From a theoretical perspective, ControlCom advances conditional generation by demonstrating hierarchical semantic-appearance fusion and parallelization of multiple, traditionally sequential, image manipulation tasks within a single generative model. The controllable generator structure, particularly the indicator-conditioning and local enhancement, sets a precedent for further research in explicit attribute disentanglement in diffusion models.

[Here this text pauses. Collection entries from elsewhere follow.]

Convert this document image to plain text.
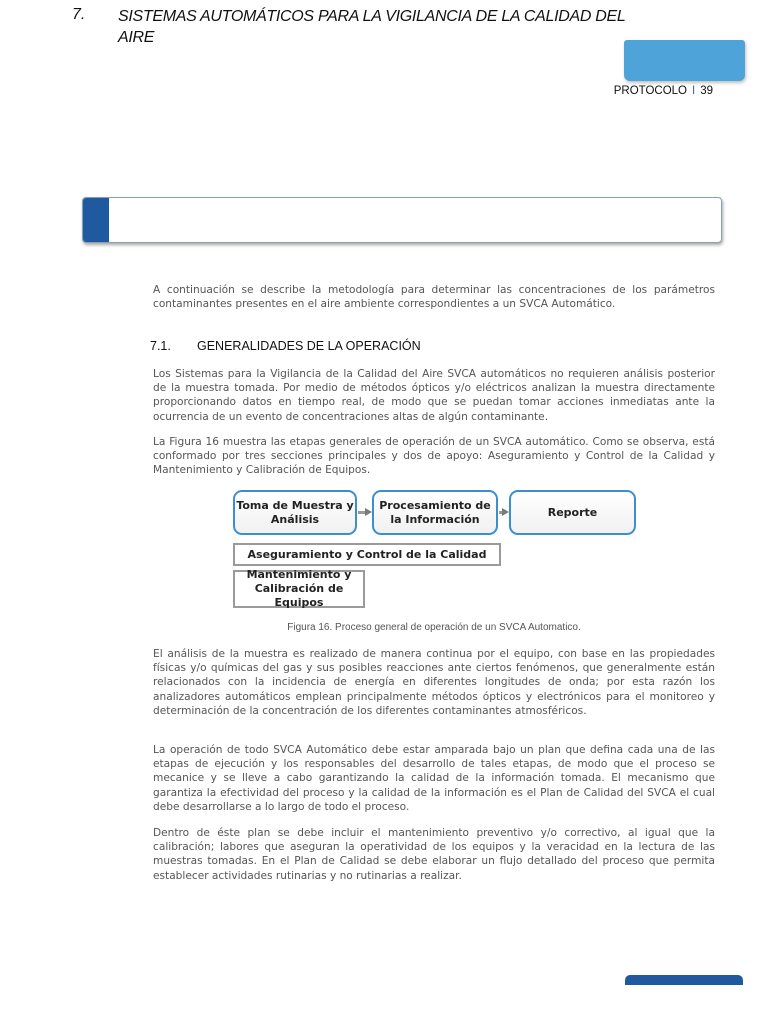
PROTOCOLO I 39
7. SISTEMAS AUTOMÁTICOS PARA LA VIGILANCIA DE LA CALIDAD DEL AIRE

A continuación se describe la metodología para determinar las concentraciones de los parámetros contaminantes presentes en el aire ambiente correspondientes a un SVCA Automático.

7.1. GENERALIDADES DE LA OPERACIÓN

Los Sistemas para la Vigilancia de la Calidad del Aire SVCA automáticos no requieren análisis posterior de la muestra tomada. Por medio de métodos ópticos y/o eléctricos analizan la muestra directamente proporcionando datos en tiempo real, de modo que se puedan tomar acciones inmediatas ante la ocurrencia de un evento de concentraciones altas de algún contaminante.

La Figura 16 muestra las etapas generales de operación de un SVCA automático. Como se observa, está conformado por tres secciones principales y dos de apoyo: Aseguramiento y Control de la Calidad y Mantenimiento y Calibración de Equipos.

Toma de Muestra y Análisis
Procesamiento de la Información
Reporte
Aseguramiento y Control de la Calidad
Mantenimiento y Calibración de Equipos
Figura 16. Proceso general de operación de un SVCA Automatico.

El análisis de la muestra es realizado de manera continua por el equipo, con base en las propiedades físicas y/o químicas del gas y sus posibles reacciones ante ciertos fenómenos, que generalmente están relacionados con la incidencia de energía en diferentes longitudes de onda; por esta razón los analizadores automáticos emplean principalmente métodos ópticos y electrónicos para el monitoreo y determinación de la concentración de los diferentes contaminantes atmosféricos.

La operación de todo SVCA Automático debe estar amparada bajo un plan que defina cada una de las etapas de ejecución y los responsables del desarrollo de tales etapas, de modo que el proceso se mecanice y se lleve a cabo garantizando la calidad de la información tomada. El mecanismo que garantiza la efectividad del proceso y la calidad de la información es el Plan de Calidad del SVCA el cual debe desarrollarse a lo largo de todo el proceso.

Dentro de éste plan se debe incluir el mantenimiento preventivo y/o correctivo, al igual que la calibración; labores que aseguran la operatividad de los equipos y la veracidad en la lectura de las muestras tomadas. En el Plan de Calidad se debe elaborar un flujo detallado del proceso que permita establecer actividades rutinarias y no rutinarias a realizar.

Practically, ControlCom enables more flexible and user-driven image editing pipelines, facilitating applications in creative design, visual effects, and content generation with minimal manual intervention. The generalizable self-supervised data strategy lowers annotation costs and extends to compositional tasks with different foreground/background domains.

Future Directions

Several avenues for future research arise:

• Extending the attribute control interface (e.g., continuous-valued or multi-attribute indicators)
• Generalizing to multi-object and layered compositing scenarios
• Improving robustness to real-world distributional shifts or occlusions
• Applying the hierarchical fusion paradigm to text-guided or multi-modal compositional synthesis
• Investigating theoretical bounds of fidelity and controllability under self-supervised data generation

Conclusion

ControlCom presents a substantial methodological advance for controllable, high-fidelity image composition using diffusion models. By unifying four key composition tasks and introducing a succinct, yet flexible, indicator-controlled interface, the approach achieves state-of-the-art performance in both quantitative and qualitative evaluations. Its two-stage foreground conditioning and self-supervised multi-task training pipeline represent significant innovations with broad applicability in vision systems that require precise, user-driven content integration.